On May 20, 5:37 pm, Bill Caputo <logos...@gmail.com> wrote:
> On May 20, 2012, at 4:23 PM, Warren Lynn wrote:
>
> >> defrecord, deftype, and defprotocol provide extensible low level
> >> abstractions like the kind Clojure is built on.
>
> >> As a Clojure programmer you should only need them rarely.
>
> >> As a beginner you should never use them.

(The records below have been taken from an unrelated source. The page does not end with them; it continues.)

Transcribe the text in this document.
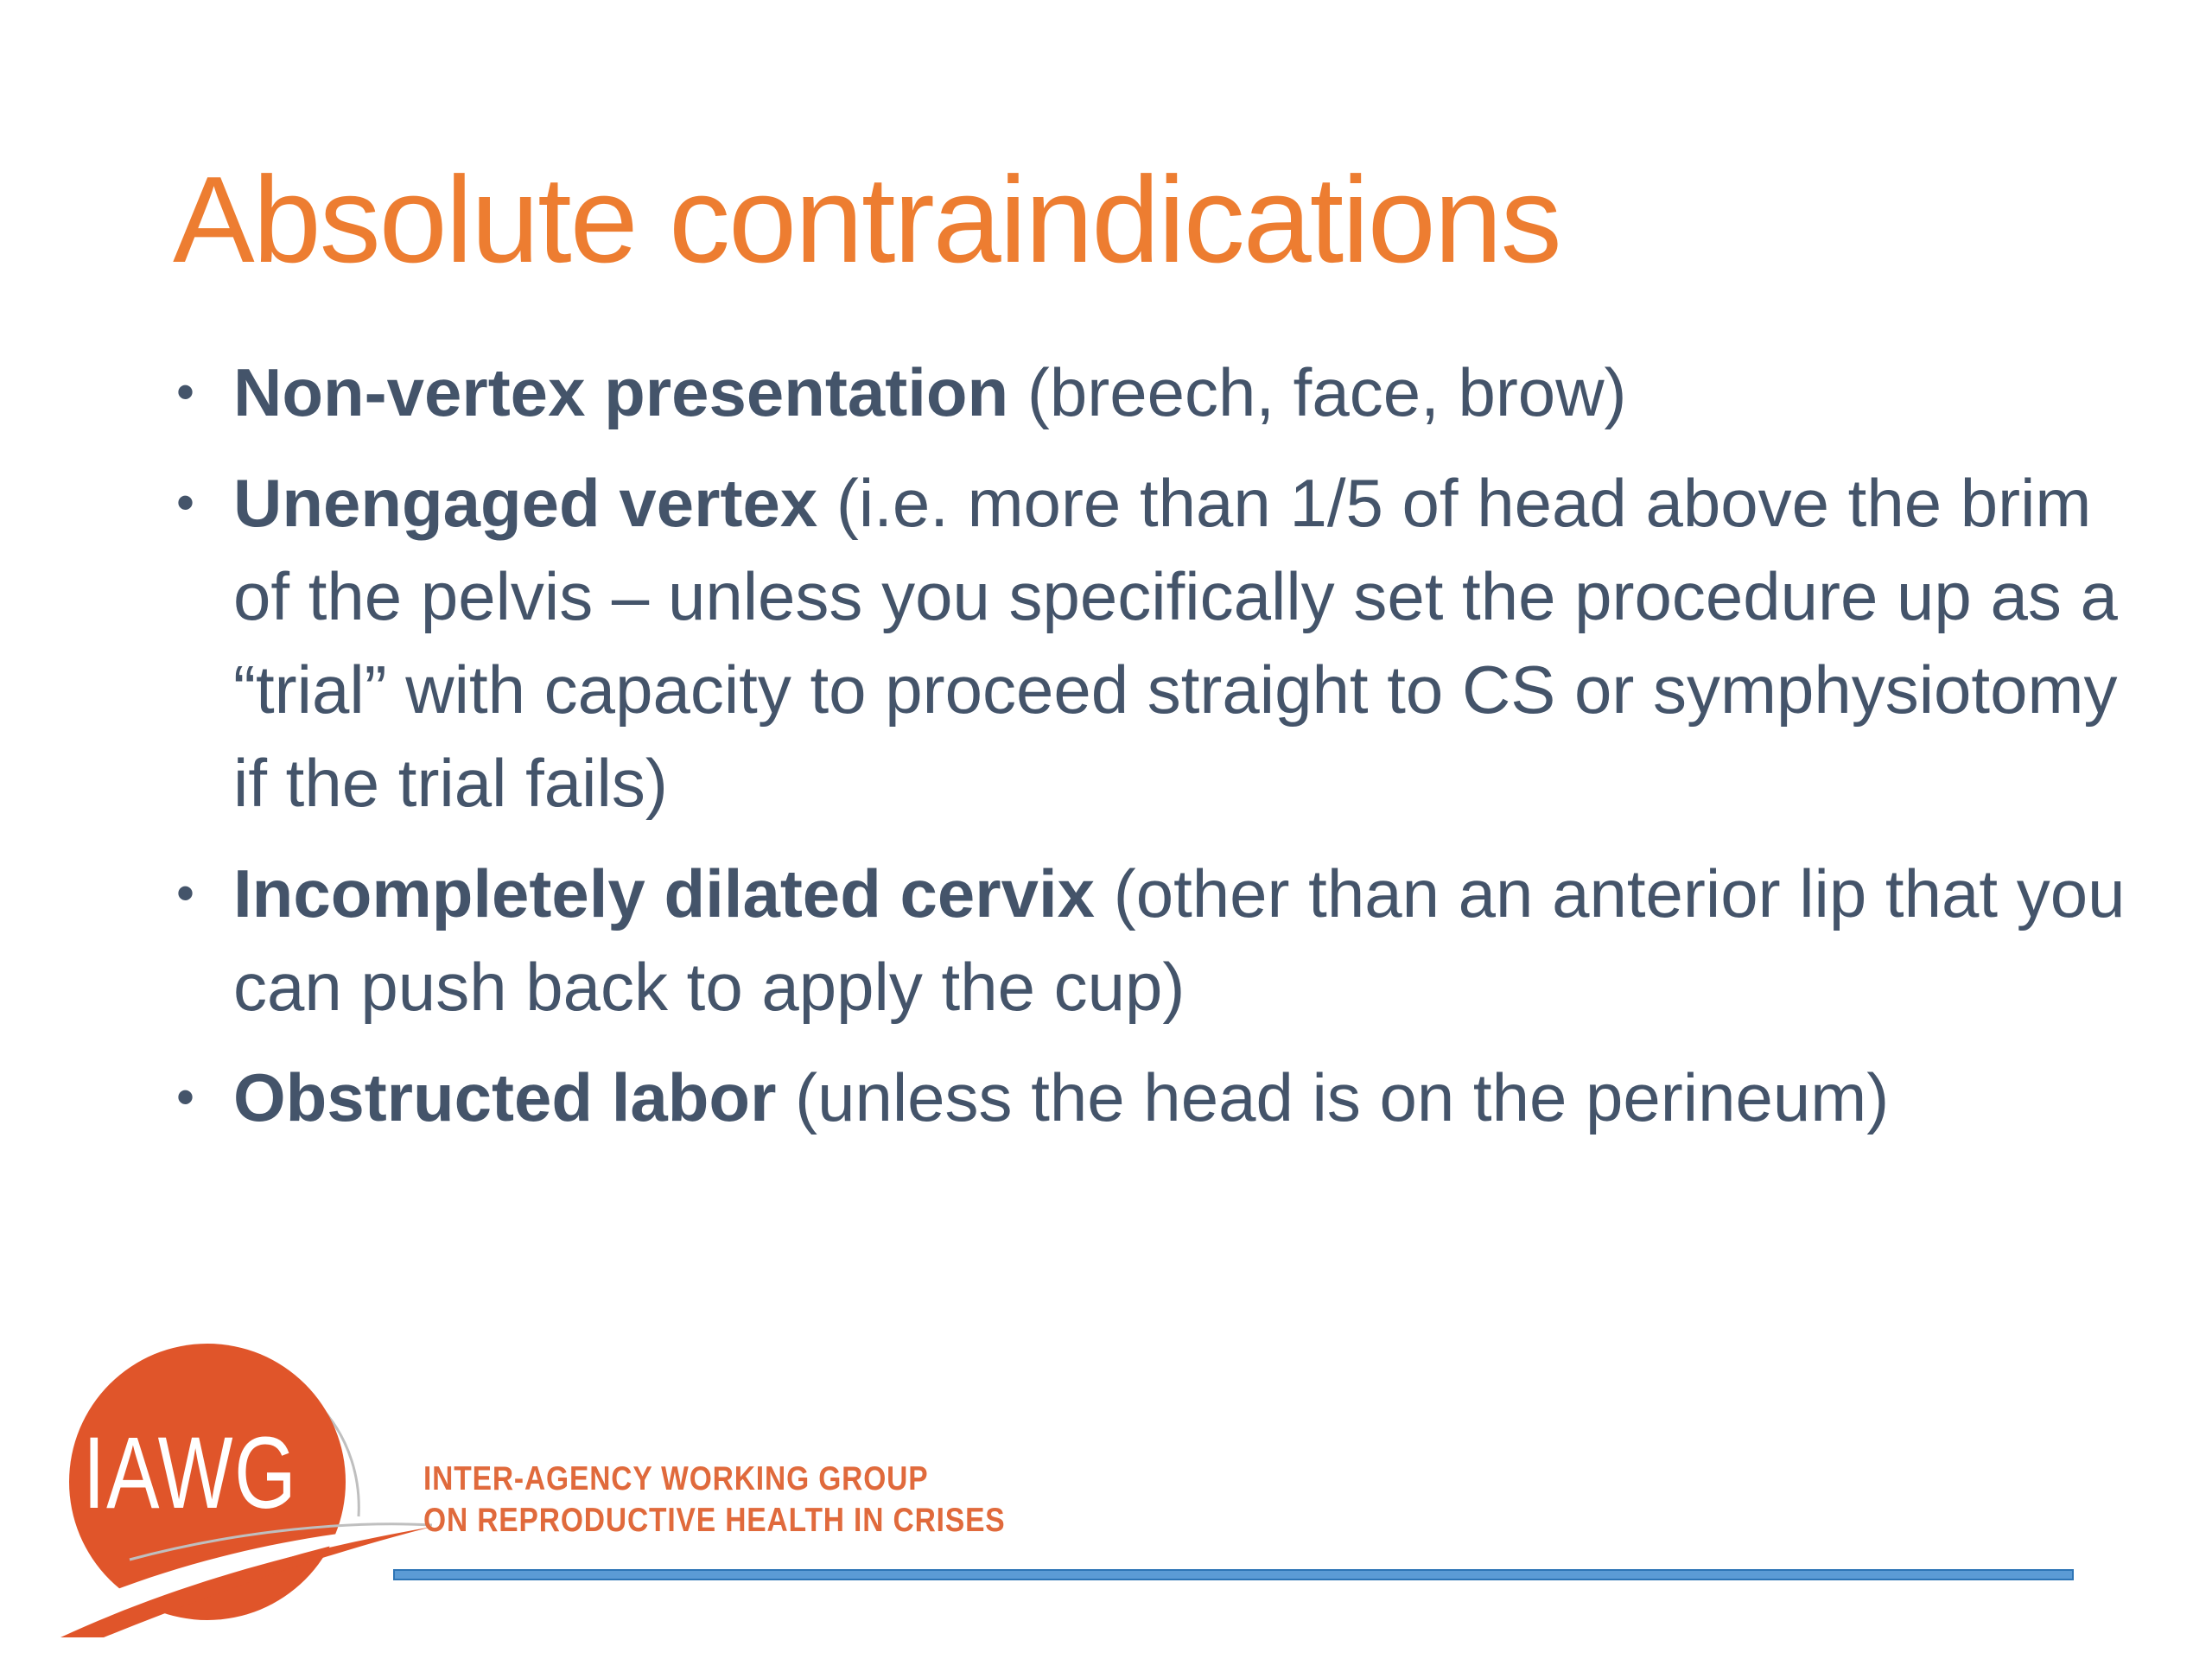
Absolute contraindications
• Non-vertex presentation (breech, face, brow)
• Unengaged vertex (i.e. more than 1/5 of head above the brim of the pelvis – unless you specifically set the procedure up as a “trial” with capacity to proceed straight to CS or symphysiotomy if the trial fails)
• Incompletely dilated cervix (other than an anterior lip that you can push back to apply the cup)
• Obstructed labor (unless the head is on the perineum)
IAWG	INTER-AGENCY WORKING GROUP
ON REPRODUCTIVE HEALTH IN CRISES
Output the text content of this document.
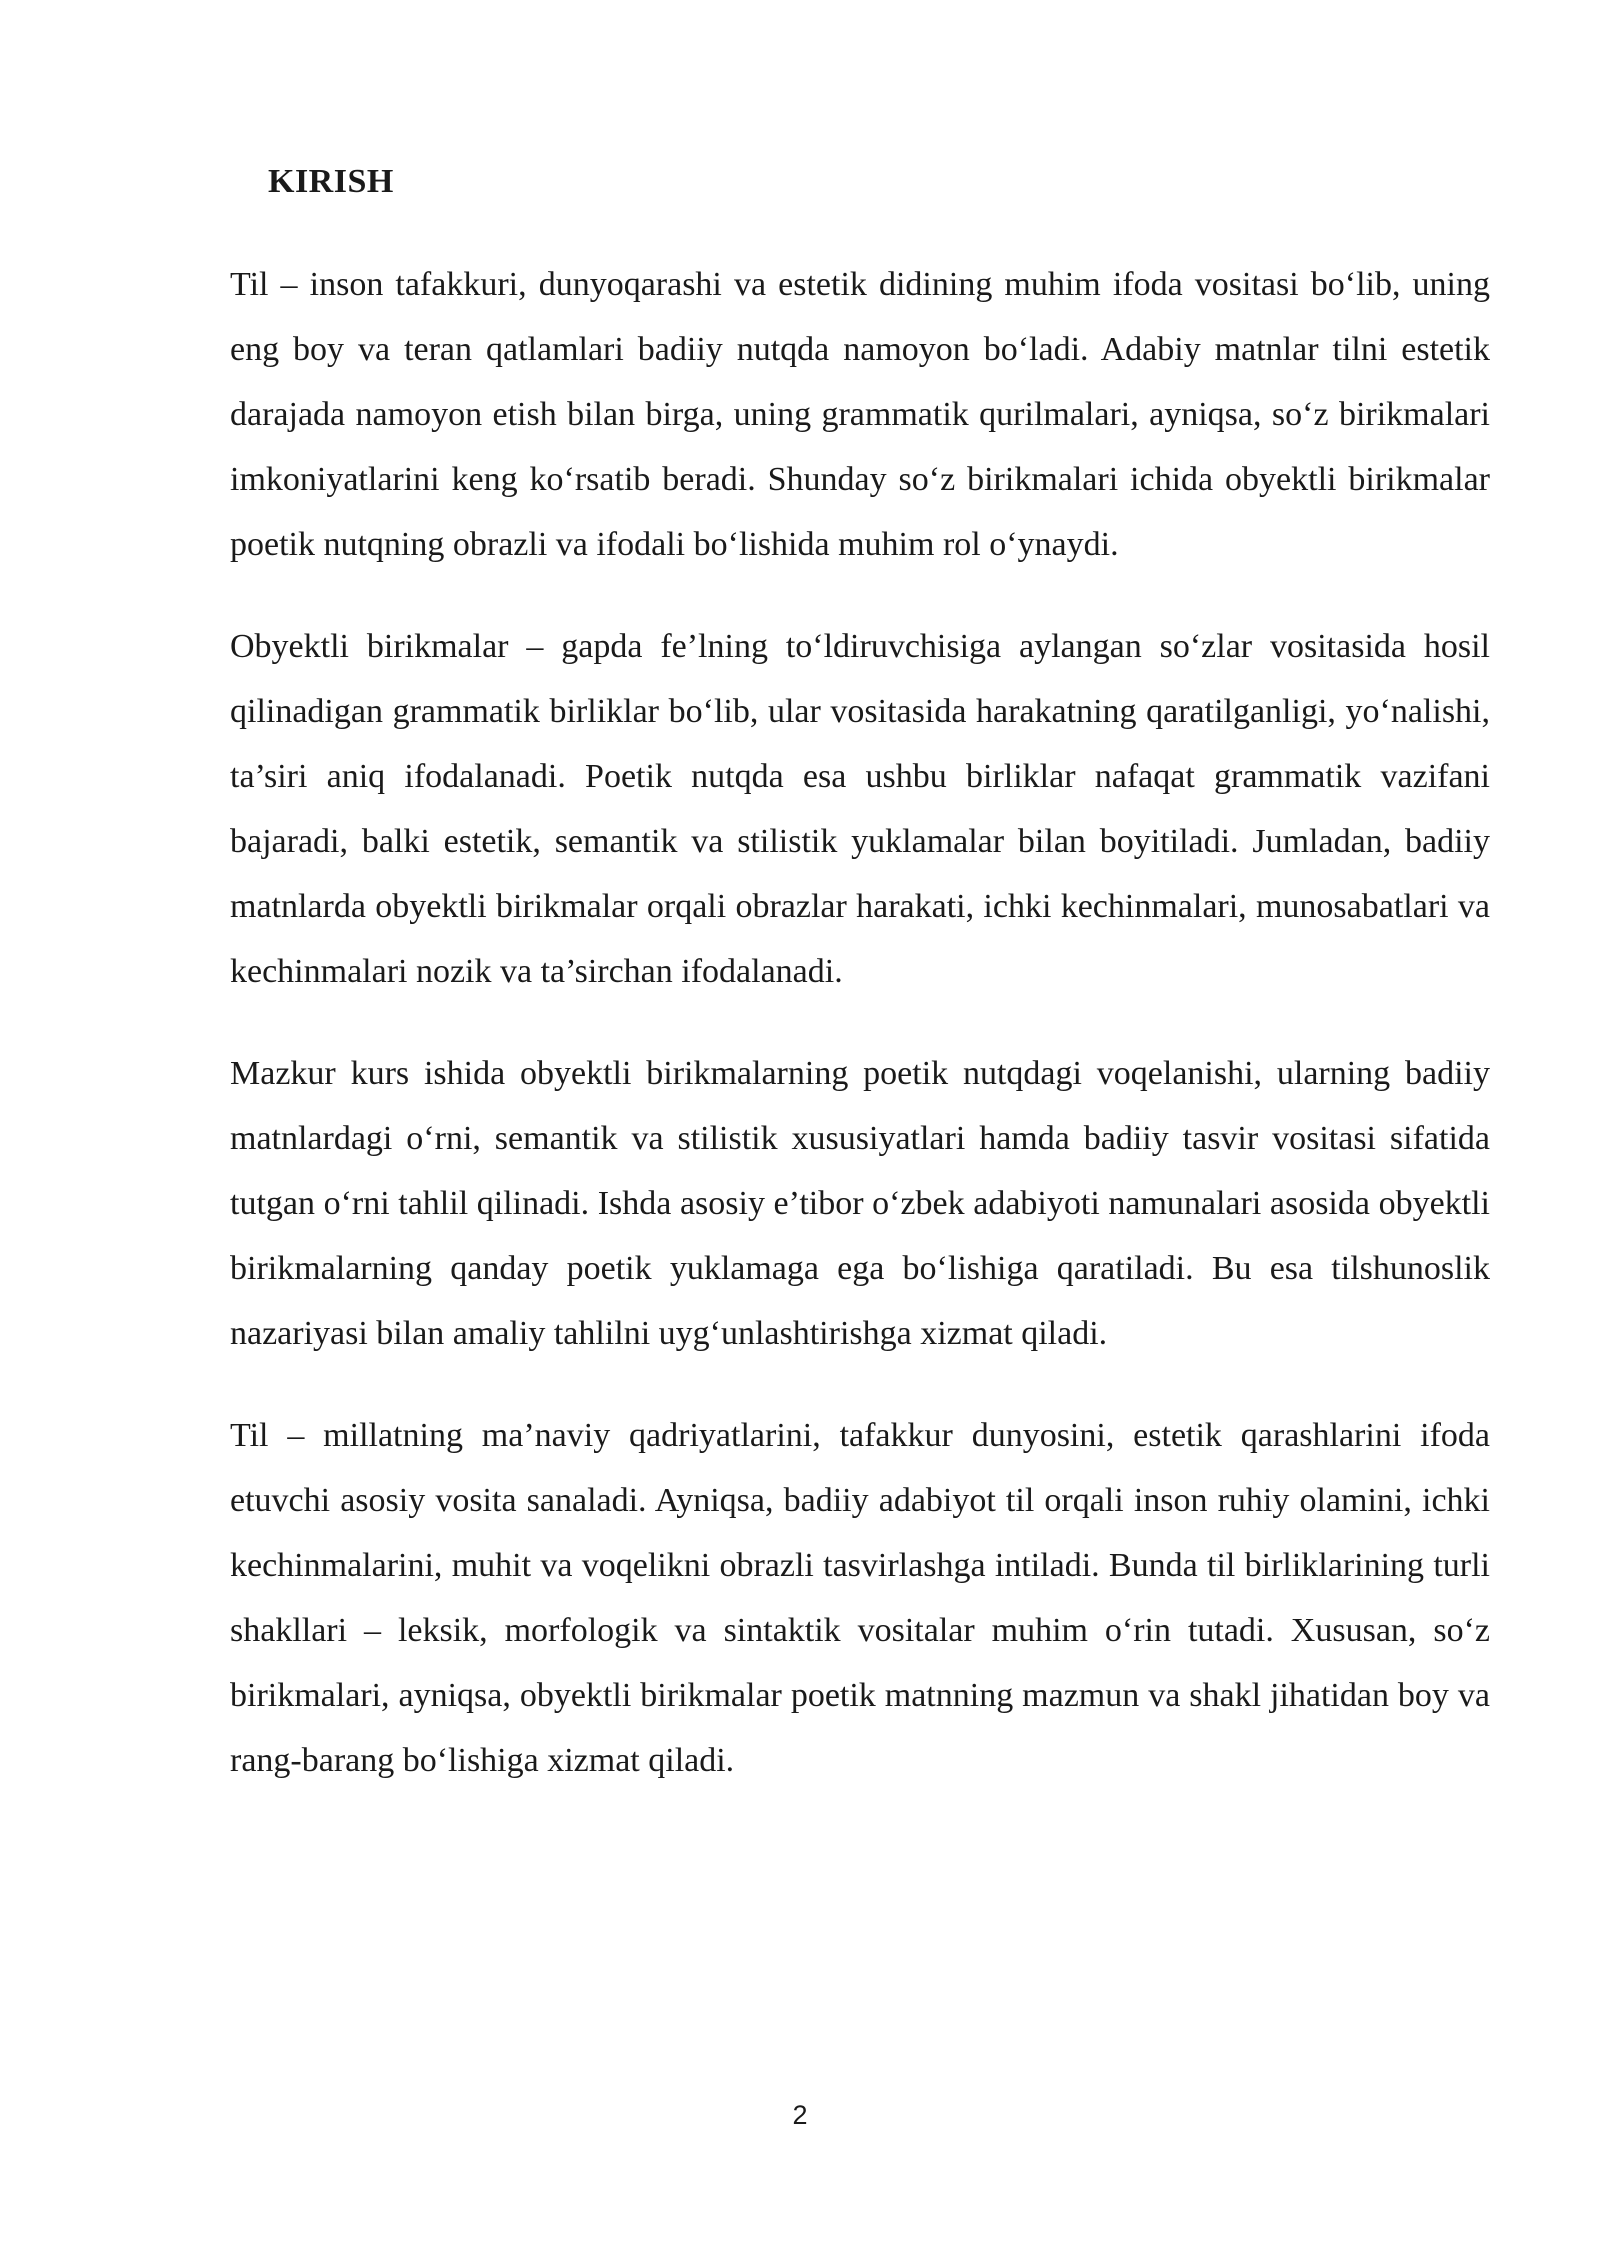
KIRISH

Til – inson tafakkuri, dunyoqarashi va estetik didining muhim ifoda vositasi bo‘lib, uning eng boy va teran qatlamlari badiiy nutqda namoyon bo‘ladi. Adabiy matnlar tilni estetik darajada namoyon etish bilan birga, uning grammatik qurilmalari, ayniqsa, so‘z birikmalari imkoniyatlarini keng ko‘rsatib beradi. Shunday so‘z birikmalari ichida obyektli birikmalar poetik nutqning obrazli va ifodali bo‘lishida muhim rol o‘ynaydi.

Obyektli birikmalar – gapda fe’lning to‘ldiruvchisiga aylangan so‘zlar vositasida hosil qilinadigan grammatik birliklar bo‘lib, ular vositasida harakatning qaratilganligi, yo‘nalishi, ta’siri aniq ifodalanadi. Poetik nutqda esa ushbu birliklar nafaqat grammatik vazifani bajaradi, balki estetik, semantik va stilistik yuklamalar bilan boyitiladi. Jumladan, badiiy matnlarda obyektli birikmalar orqali obrazlar harakati, ichki kechinmalari, munosabatlari va kechinmalari nozik va ta’sirchan ifodalanadi.

Mazkur kurs ishida obyektli birikmalarning poetik nutqdagi voqelanishi, ularning badiiy matnlardagi o‘rni, semantik va stilistik xususiyatlari hamda badiiy tasvir vositasi sifatida tutgan o‘rni tahlil qilinadi. Ishda asosiy e’tibor o‘zbek adabiyoti namunalari asosida obyektli birikmalarning qanday poetik yuklamaga ega bo‘lishiga qaratiladi. Bu esa tilshunoslik nazariyasi bilan amaliy tahlilni uyg‘unlashtirishga xizmat qiladi.

Til – millatning ma’naviy qadriyatlarini, tafakkur dunyosini, estetik qarashlarini ifoda etuvchi asosiy vosita sanaladi. Ayniqsa, badiiy adabiyot til orqali inson ruhiy olamini, ichki kechinmalarini, muhit va voqelikni obrazli tasvirlashga intiladi. Bunda til birliklarining turli shakllari – leksik, morfologik va sintaktik vositalar muhim o‘rin tutadi. Xususan, so‘z birikmalari, ayniqsa, obyektli birikmalar poetik matnning mazmun va shakl jihatidan boy va rang-barang bo‘lishiga xizmat qiladi.

2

> > Well, I don't want to be a beginner for too long, :-)
>
> I am not a clojure beginner (though far from feeling I know all there is to 
> learn about it). I have been using clojure for almost a year; my team has 
> rebuilt the central part of our system (which is relied on by just about 
> every other team where I work) out of clojure and have had it in production 
> for 6 months.
>
> I've yet to even learn *how* to use defrecord, deftype & defprotocol.
>
> IMO, If you're not doing a lot of java interop (i.e. where your clojure code 
> is being consumed by java clients) you might never need them.
>
> As someone who came from, C++, C# & Ruby (and a little Java) - i.e. OO - to 
> clojure & FP, I *strongly* recommend that you take a project (preferably one 
> that you aren't hanging your livelihood on, but trust me it's a real rush) 
> and try *really* hard to solve your design problems just with maps, vectors 
> and the other core data structures (I first tried this in ruby, btw - a great 
> learning experience and gave me a strong appreciation for the optimizations 
> that clojure provides to make such code practical).
>
> IOW: pretend for a project that OO doesn't exist. When you're done, you'll 
> have learned a lot, you'll still have what you know about OO, and when you're 
> done you'll have lost nothing except your time and your perspective. You'll 
> be doing yourself an enormous disservice if you simply try to map clojure 
> onto your current way of working/thinking.